To determine that “full impact,” Hall and Greene estimated the number of jobs in each state that are funded by federal contract dollars and added them to the number of actual public employees in that state. When they did that, they found that public-sector employment grew by almost 3.5 million jobs to a national average of 19.2 percent of the workforce. In other words, nearly one-fifth of all workers in the United States are employed either directly or indirectly by government.
And once jobs are in the public sector, they are likely to stay there, whether they are needed or not. Federal workers employed by a bureacracy become part of that bureacracy’s budget.
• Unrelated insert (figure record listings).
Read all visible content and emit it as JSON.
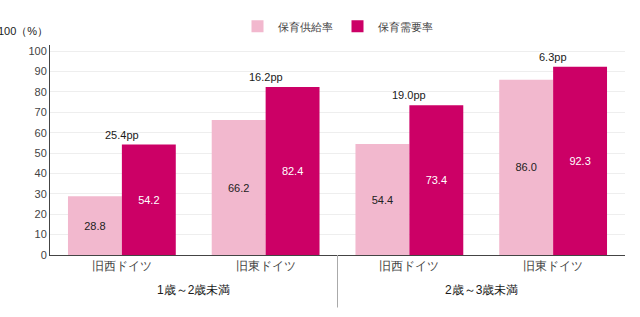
{
  "chart_data": {
    "type": "bar",
    "ylabel": "100（%）",
    "categories": [
      "旧西ドイツ",
      "旧東ドイツ",
      "旧西ドイツ",
      "旧東ドイツ"
    ],
    "category_groups": [
      "1歳～2歳未満",
      "1歳～2歳未満",
      "2歳～3歳未満",
      "2歳～3歳未満"
    ],
    "series": [
      {
        "name": "保育供給率",
        "color": "#f2b8ce",
        "values": [
          28.8,
          66.2,
          54.4,
          86.0
        ],
        "value_labels": [
          "28.8",
          "66.2",
          "54.4",
          "86.0"
        ]
      },
      {
        "name": "保育需要率",
        "color": "#cc0066",
        "values": [
          54.2,
          82.4,
          73.4,
          92.3
        ],
        "value_labels": [
          "54.2",
          "82.4",
          "73.4",
          "92.3"
        ]
      }
    ],
    "annotations": [
      "25.4pp",
      "16.2pp",
      "19.0pp",
      "6.3pp"
    ],
    "ylim": [
      0,
      103
    ],
    "yticks": [
      0,
      10,
      20,
      30,
      40,
      50,
      60,
      70,
      80,
      90,
      100
    ],
    "grid": true,
    "legend": "upper center",
    "data_labels": true
  }
}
And if you think a federal director is going to cut his own budget, you’ve been drinking the funky Kool-Aid:
“Today, federal managers are under many constraints,” [former Inspector General Brian Miller] said. “With hiring freezes and budget limitations, a federal manager may hoard resources, squirreling them away for fear of losing even unneeded resources.
“It takes a very strong manager to stand up and do the unpopular thing: to manage resources efficiently.”
And that’s a problem. Because there isn’t really any external accountability concerning federal workers inside a federal agency. It’s the agency’s job to deal with its own employees. Miller continued:
“At the end of the day, an [Inspector General] IG may recommend a course of action, but the IG has no power to make it happen,” he said. “An IG warns, reports, and recommends, but agency managers administer disciplinary actions and make changes in the agency.”
That’s a recipe for bloat, corruption, wastefulness, and inefficiency. Of all the federal workers who have been clicking around in the pornographic mire, very few of them have faced criminal charges for fraud. And honestly, if we were going to be charging people with fraud, the federal workers themselves wouldn’t be first on my list, as reprehensible as their actions are. Their actions are nothing compared to the fraud perpetrated on the American taxpayers by agency managers and policy makers.
Another rotten thing to think about from this situation—consider how bad unemployment actually is in this country. None of these people should be employed. Even with the federal government’s enormous reach, there isn’t enough work for all of them. Which means you, faithfully employed American taxpayer, are spending your hard-earned dollars so some federal workers can watch porn so Obama can say that job growth is up.
If that doesn’t get your goat, I don’t know what could.